Heidi Cruz, a Harvard Business School graduate and former Bush administration official, has emerged as a central figure in her husband’s campaign, charming on-the-fence donors while acting as a bridge to the Republican establishment.
The effort to broaden Ted Cruz’s appeal is crucial as he soars in the polls. He has long had a strong base of support among conservative Republican activists, but he has alienated moderates and the party’s senior leadership, partly because of his penchant for confrontation, including leading an effort to shut down the government in 2013.
Whatever people may think of her husband, Heidi Cruz tells potential donors and supporters, he is a man of his word, cool under pressure and won’t shy from a fight to implement the free market principles they believe in. Several donors interviewed say her pitch has helped to win them over.
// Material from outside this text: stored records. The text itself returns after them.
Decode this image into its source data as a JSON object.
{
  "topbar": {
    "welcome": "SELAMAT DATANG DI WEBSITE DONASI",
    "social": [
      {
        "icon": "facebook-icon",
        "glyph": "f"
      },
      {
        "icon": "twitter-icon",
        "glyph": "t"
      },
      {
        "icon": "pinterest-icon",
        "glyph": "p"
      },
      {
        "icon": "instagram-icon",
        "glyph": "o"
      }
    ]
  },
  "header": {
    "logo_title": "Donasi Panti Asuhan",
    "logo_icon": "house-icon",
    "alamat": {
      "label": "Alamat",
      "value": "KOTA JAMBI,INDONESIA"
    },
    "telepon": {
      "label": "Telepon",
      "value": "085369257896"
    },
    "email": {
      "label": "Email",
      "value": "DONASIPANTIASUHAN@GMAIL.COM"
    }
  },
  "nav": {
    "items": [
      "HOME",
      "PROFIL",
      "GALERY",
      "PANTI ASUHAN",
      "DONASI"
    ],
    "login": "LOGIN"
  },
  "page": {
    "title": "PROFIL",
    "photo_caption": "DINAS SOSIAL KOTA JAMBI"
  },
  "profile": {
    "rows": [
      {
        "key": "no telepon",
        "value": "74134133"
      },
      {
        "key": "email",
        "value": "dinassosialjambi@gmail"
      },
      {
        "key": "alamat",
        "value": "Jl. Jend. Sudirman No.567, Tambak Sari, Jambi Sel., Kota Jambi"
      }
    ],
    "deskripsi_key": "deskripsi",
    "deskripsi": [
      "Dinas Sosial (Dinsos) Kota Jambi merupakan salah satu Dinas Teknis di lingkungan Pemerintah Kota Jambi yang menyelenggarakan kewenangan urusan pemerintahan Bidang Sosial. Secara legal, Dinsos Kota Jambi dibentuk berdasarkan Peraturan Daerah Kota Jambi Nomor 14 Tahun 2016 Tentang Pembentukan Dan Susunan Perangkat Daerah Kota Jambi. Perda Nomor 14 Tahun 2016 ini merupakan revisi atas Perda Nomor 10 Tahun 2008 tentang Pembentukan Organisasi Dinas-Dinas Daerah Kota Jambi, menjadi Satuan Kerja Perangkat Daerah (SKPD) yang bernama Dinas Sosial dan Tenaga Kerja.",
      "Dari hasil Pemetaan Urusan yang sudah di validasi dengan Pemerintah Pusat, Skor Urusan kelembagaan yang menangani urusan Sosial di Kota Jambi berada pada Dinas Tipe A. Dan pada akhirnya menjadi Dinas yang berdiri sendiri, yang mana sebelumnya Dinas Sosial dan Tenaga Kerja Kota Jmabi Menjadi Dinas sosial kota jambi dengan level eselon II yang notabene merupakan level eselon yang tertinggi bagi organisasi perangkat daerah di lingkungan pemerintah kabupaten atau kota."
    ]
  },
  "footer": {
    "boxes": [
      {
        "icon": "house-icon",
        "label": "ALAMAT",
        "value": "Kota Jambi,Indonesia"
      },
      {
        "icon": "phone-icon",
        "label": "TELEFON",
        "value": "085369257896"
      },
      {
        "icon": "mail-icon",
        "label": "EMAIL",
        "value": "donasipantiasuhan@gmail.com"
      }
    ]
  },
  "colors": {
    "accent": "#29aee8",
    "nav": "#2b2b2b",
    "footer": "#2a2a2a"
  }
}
While it is not unusual for spouses to serve as character witnesses, what sets Heidi Cruz apart is her role as a bridge to the Republican establishment and the zeal she brings to it. Many political spouses, including fellow Republican candidate Jeb Bush’s wife, Columba, and President Barack Obama’s wife, Michelle, engage in politics only reluctantly.
But Cruz, on leave from her job as a Goldman Sachs executive in Houston, has immersed herself in the 2016 presidential race. She not only woos donors but takes part in strategy sessions, bringing her business savvy to the effort to keep the campaign’s budget as lean as possible.
In visits to states like Virginia and North Carolina, Heidi Cruz tries to soften her husband’s hard-edged image. She regales supporters with stories about the flowers he brings her on Valentine’s Day and his adherence – despite a hectic campaign schedule – to the couple’s Sunday date nights. Cruz met her husband on George W. Bush’s presidential campaign in 2000.